Je m'abonneSteve Jobs, Henry Ford, Walt Disney, Bernard Arnault ou encore Franck Riboud ne le cachent plus. Avant de réussir, chacun de ces grands patrons a vécu des déboires retentissants qu'il s'agisse de la fermeture d'une entreprise, d'une éviction ou encore d'un mauvais positionnement. À leur échelle, les dirigeants de PME ne sont pas non plus épargnés.
Quand Denys Chalumeau a dû se résoudre à vendre Promovacances pour un euro symbolique, Bertile Burel, fondatrice de Wonderbox, s'est résignée à abandonner un marché américain pourtant porteur. Nicolas Doucerain s'est quant à lui battu en vain, des années durant, pour sauver Solic, son entreprise de conseil en RH, dévastée par la crise financière de 2008.
Au lieu de se renfermer sur eux-mêmes et de considérer ces échecs comme une fin, ils ont au contraire pris le parti de tirer les leçons de ces expériences, souvent traumatisantes, pour recommencer. Si face à l'adversité il n'existe pas de recette miracle, chacun d'entre eux a déployé des stratégies reproductibles afin de limiter les dégâts puis de remonter la pente plus rapidement. Passage en revue.
1. Assurer ses arrières
"Pour un entrepreneur, le meilleur moyen de sortir d'un échec est d'abord de l'accepter dès le départ comme un scénario possible, estime Philippe Rambaud, fondateur de l'association 60 000 rebonds qui accompagne les chefs d'entreprise post-faillite. Il est donc essentiel de prévoir un "plan B" en cas de décrochage. Cela peut se concrétiser de plusieurs manières comme s'engager dans une fédération professionnelle, investir dans une activité parallèle ou encore donner des cours."

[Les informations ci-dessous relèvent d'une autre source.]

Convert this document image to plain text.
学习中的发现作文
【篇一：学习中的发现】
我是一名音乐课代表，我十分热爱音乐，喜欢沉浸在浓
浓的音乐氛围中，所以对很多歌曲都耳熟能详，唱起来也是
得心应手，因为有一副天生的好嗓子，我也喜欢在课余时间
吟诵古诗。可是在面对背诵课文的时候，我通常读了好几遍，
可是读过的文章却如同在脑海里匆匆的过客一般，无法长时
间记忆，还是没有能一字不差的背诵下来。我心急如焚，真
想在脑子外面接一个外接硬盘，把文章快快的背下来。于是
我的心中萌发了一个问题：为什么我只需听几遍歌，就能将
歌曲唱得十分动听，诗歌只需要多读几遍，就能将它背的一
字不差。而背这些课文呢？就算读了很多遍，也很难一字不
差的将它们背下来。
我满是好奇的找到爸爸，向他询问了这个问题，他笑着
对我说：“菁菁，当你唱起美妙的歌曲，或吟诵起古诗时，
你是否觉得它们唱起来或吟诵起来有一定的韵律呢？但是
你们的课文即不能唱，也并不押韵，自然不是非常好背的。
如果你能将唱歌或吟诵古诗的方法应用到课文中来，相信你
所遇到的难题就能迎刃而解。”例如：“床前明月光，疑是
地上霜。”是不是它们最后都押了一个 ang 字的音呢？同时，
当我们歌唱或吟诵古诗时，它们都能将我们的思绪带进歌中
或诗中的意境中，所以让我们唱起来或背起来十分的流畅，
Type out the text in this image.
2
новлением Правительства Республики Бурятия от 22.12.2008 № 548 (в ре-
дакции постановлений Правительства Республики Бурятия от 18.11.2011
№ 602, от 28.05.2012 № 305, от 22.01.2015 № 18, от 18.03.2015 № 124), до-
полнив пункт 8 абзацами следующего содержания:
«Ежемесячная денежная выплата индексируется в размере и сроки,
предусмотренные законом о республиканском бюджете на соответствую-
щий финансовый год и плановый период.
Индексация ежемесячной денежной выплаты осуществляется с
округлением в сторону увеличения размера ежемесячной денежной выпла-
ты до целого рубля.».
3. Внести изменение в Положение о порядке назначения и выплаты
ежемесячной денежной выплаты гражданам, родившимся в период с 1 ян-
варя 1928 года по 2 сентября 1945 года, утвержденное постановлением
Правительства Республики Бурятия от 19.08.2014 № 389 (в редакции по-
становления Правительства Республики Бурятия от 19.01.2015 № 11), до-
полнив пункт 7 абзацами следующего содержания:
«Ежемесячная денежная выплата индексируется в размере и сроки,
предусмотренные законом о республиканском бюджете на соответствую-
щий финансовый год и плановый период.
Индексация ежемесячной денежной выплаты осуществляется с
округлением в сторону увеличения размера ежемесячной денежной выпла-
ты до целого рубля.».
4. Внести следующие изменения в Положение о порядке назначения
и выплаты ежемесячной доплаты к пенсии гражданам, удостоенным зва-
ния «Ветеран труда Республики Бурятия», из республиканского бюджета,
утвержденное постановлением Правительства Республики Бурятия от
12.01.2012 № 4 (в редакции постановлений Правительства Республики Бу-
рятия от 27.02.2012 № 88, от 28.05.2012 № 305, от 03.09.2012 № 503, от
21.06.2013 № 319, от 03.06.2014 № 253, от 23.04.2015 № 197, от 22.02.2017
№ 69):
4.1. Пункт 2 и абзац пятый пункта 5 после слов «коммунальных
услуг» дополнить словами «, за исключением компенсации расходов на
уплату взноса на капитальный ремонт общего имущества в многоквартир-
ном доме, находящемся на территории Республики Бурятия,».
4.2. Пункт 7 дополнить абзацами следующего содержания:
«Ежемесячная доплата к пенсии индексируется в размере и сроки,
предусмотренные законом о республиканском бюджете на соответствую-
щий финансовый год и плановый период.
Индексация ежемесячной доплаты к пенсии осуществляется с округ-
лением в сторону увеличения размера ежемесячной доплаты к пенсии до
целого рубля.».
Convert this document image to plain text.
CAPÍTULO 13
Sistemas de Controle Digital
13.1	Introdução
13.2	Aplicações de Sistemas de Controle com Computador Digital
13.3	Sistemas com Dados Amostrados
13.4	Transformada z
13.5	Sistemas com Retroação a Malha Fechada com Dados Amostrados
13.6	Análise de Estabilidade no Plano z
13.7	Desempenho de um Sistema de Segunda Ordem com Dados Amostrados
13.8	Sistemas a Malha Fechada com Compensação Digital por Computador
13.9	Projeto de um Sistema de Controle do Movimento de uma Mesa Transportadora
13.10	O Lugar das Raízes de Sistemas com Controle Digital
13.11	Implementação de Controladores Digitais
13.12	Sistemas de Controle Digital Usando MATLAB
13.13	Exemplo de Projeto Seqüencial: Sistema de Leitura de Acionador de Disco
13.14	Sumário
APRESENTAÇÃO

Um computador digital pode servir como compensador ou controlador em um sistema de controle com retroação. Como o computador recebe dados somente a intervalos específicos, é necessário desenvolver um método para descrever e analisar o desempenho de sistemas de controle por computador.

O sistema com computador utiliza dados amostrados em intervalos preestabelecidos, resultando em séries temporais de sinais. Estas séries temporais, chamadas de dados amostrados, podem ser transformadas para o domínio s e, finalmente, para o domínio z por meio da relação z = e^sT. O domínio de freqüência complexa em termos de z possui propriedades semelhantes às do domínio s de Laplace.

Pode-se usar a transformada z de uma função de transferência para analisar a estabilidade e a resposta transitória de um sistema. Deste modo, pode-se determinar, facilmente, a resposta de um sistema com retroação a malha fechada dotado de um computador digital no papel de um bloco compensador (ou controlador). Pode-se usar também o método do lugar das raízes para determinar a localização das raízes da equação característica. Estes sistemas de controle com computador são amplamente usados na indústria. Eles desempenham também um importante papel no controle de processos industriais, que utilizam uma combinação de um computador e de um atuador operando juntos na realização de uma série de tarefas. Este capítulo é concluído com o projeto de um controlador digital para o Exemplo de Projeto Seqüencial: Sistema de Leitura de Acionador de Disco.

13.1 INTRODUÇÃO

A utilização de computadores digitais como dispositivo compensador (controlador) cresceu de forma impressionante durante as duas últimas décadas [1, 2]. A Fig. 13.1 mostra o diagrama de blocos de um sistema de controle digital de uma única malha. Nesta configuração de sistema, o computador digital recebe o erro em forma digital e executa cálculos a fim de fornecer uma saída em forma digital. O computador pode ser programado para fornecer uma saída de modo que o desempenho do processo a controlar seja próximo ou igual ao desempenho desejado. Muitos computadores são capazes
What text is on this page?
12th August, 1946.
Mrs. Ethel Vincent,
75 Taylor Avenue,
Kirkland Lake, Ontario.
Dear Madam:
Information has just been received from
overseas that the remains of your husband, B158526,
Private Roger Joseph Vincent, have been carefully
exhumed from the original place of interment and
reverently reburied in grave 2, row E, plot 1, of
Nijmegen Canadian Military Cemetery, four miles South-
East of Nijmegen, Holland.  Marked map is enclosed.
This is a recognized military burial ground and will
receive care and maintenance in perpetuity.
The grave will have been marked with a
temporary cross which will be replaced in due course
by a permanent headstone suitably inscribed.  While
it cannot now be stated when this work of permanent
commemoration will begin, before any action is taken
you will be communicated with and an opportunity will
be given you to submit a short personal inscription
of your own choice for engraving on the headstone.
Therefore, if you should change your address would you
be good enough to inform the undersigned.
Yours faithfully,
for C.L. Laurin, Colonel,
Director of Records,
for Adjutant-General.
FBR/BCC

"Ce qui nous a sauvés : nous n'avions pas mis tous nos oeufs dans le même panier"
Denys Chalumeau en sait quelque chose. En 2001, lorsqu'il est contraint de se séparer de son site de voyages Promovacances à la suite des attentats du 11 septembre, il se focalise sur le développement de SeLoger.com, son autre activité. "Ce qui nous a sauvés à l'époque, c'est que nous n'avions pas mis tous nos oeufs dans le même panier. Nous ne repartions pas de zéro", souligne-t-il.
"Attention toutefois à ne pas courir deux lièvres à la fois qui nécessitent souvent trop d'énergie", nuance Bertile Burel, cofondatrice de Wonderbox (coffrets cadeaux), qui s'est cassée les dents en tentant de percer simultanément les marchés français et américain à ses débuts.
Assurer ses arrières passe également par la protection de son patrimoine personnel, selon Philippe Rambaud. "Attention à la caution bancaire personnelle !", avertit-il en pointant des alternatives comme l'emprunt à un taux d'intérêt plus élevé, permettant de couvrir le risque d'une autre manière.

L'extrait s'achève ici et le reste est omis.